Deciding which option to choose is different for each business. With the deadline and sunsetting of UA fast approaching, there is less time available to undertake a full code-based implementation, so a tag management-based approach is a good option that takes relatively less time. However, this really depends on the quality of the existing implementation. Over the last year, as a team, VML Commerce data strategists have implemented GA4 using both approaches whilst encountering a range of existing implementation and dataLayer structures.
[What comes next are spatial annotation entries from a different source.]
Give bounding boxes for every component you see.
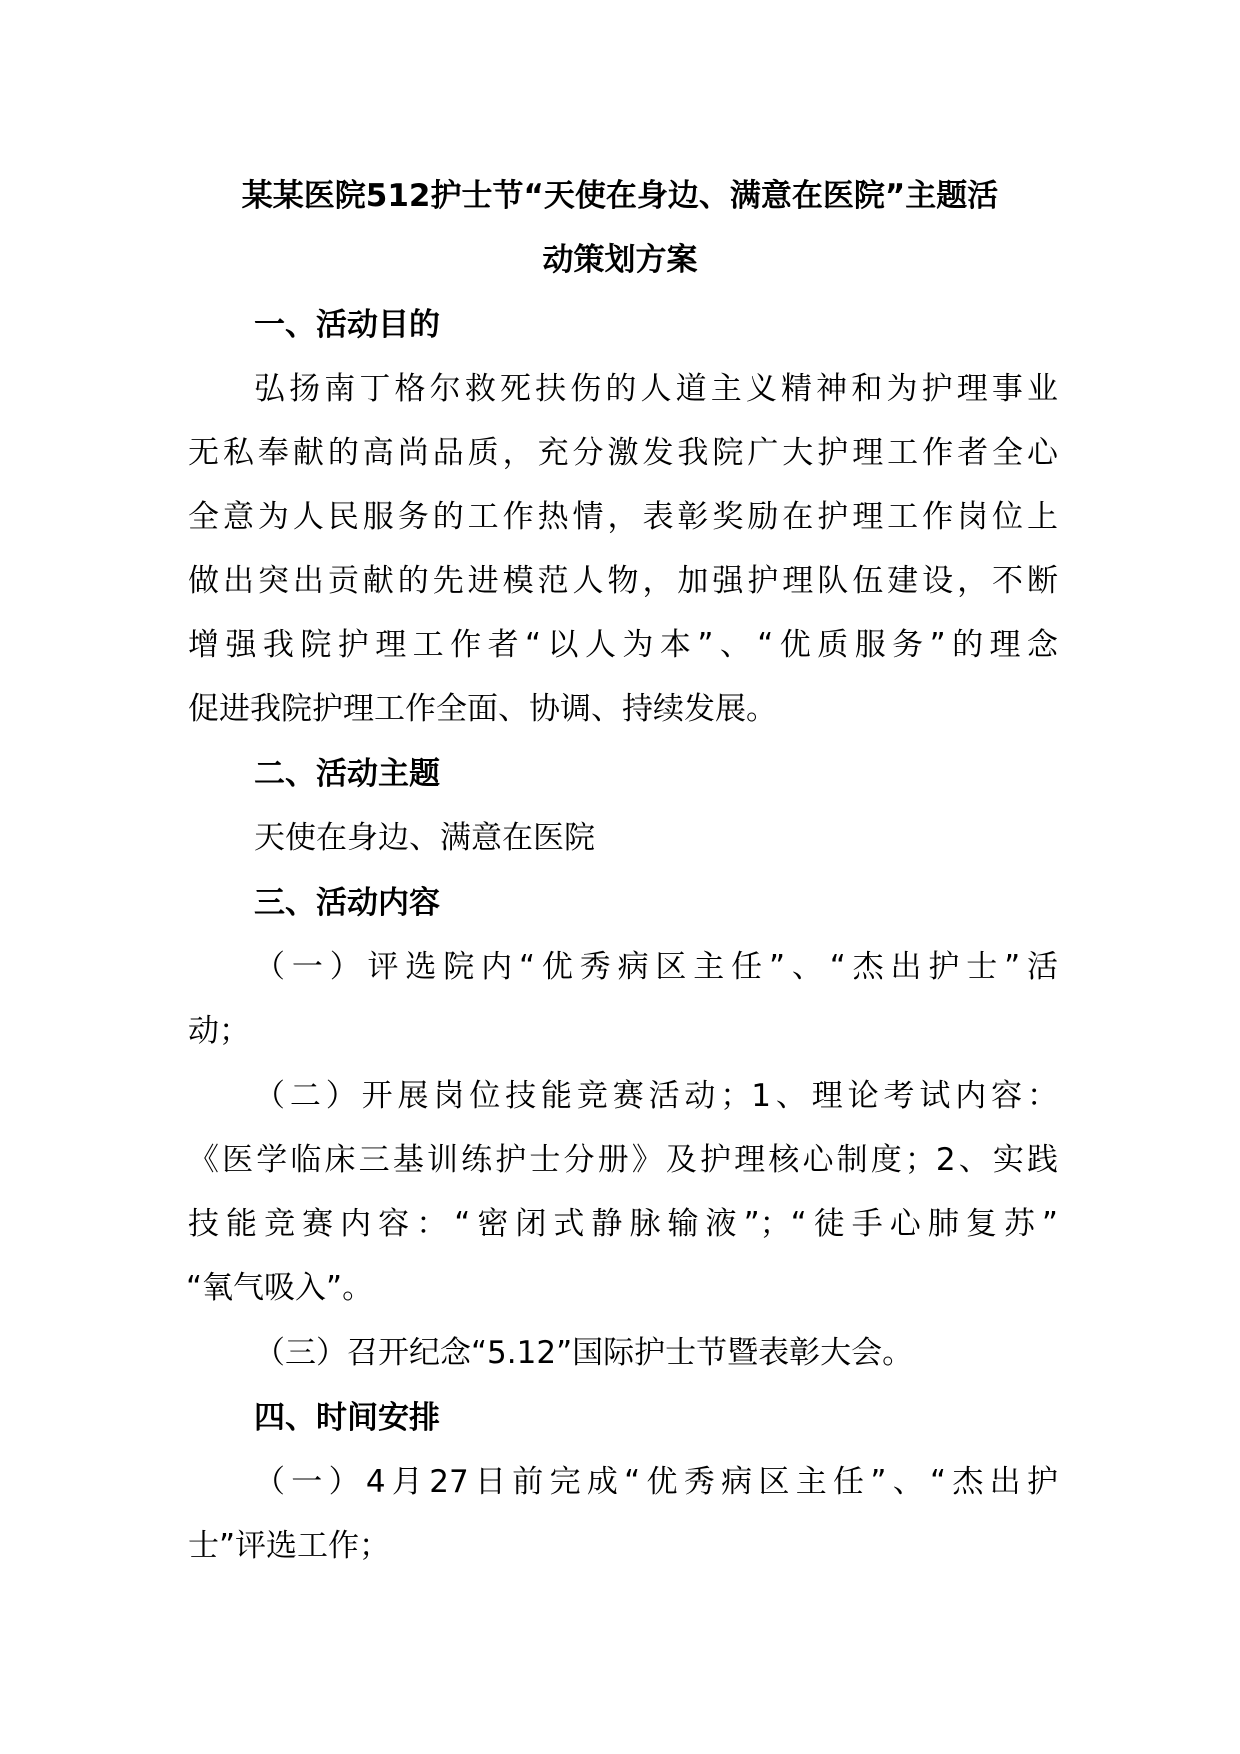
- document-title-line-2: 动策划方案: [542, 242, 698, 278]
- paragraph-line: 弘扬南丁格尔救死扶伤的人道主义精神和为护理事业: [254, 371, 1058, 407]
- section-heading-purpose: 一、活动目的: [254, 307, 440, 343]
- paragraph-line: 增强我院护理工作者“以人为本”、“优质服务”的理念: [188, 627, 1058, 663]
- paragraph-line: 无私奉献的高尚品质，充分激发我院广大护理工作者全心: [188, 435, 1058, 471]
- paragraph-line: 技能竞赛内容：“密闭式静脉输液”；“徒手心肺复苏”: [188, 1206, 1058, 1242]
- paragraph-line: 促进我院护理工作全面、协调、持续发展。: [188, 691, 777, 727]
- section-heading-content: 三、活动内容: [254, 885, 440, 921]
- paragraph-line: 《医学临床三基训练护士分册》及护理核心制度；2、实践: [188, 1142, 1058, 1178]
- paragraph-line: 全意为人民服务的工作热情，表彰奖励在护理工作岗位上: [188, 499, 1058, 535]
- paragraph-line: 士”评选工作；: [188, 1528, 391, 1564]
- section-heading-theme: 二、活动主题: [254, 756, 440, 792]
- document-title-line-1: 某某医院512护士节“天使在身边、满意在医院”主题活: [241, 178, 999, 214]
- paragraph-line: （一）评选院内“优秀病区主任”、“杰出护士”活: [254, 949, 1058, 985]
- paragraph-line: “氧气吸入”。: [186, 1270, 374, 1306]
- paragraph-line: （三）召开纪念“5.12”国际护士节暨表彰大会。: [254, 1335, 914, 1371]
- paragraph-line: （一）4月27日前完成“优秀病区主任”、“杰出护: [254, 1464, 1058, 1500]
- paragraph-line: 做出突出贡献的先进模范人物，加强护理队伍建设，不断: [188, 563, 1058, 599]
- section-heading-schedule: 四、时间安排: [254, 1400, 440, 1436]
- paragraph-line: （二）开展岗位技能竞赛活动；1、理论考试内容：: [254, 1078, 1058, 1114]
- theme-text: 天使在身边、满意在医院: [254, 820, 595, 856]
- paragraph-line: 动；: [188, 1013, 250, 1049]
For details on our Analytics Health Check and Analytics Strategy Reviews for 2023, get in touch with our Analytics team.

Addenda

By the start of 2023, all users of Google Analytics should have created a GA4 property. This may sit alongside an existing Universal Analytics property collecting data, or it could be the only property. Creating a GA4 property now is vital, as you will need to collect as much data as possible before UA is deprecated; if you do not create a GA4 property by your respective cut-off point, you will have no current data for your site and will lose any insights for the period after UA is deprecated. The reports will have no data, and whilst you may be able to see historic data, you will have no current data feeding into reports, dashboards, other Google-suite tools (e.g., Looker Studio, BigQuery etc).

Implementing GA4 requires some manual setup that doesn’t come out of the box, especially if you have features, such as custom parameters, that need to be copied across from UA. Doing this sooner rather than later is therefore vital; do not leave this to the last minute, even if you have no intention of using GA4 data whilst you still have UA data.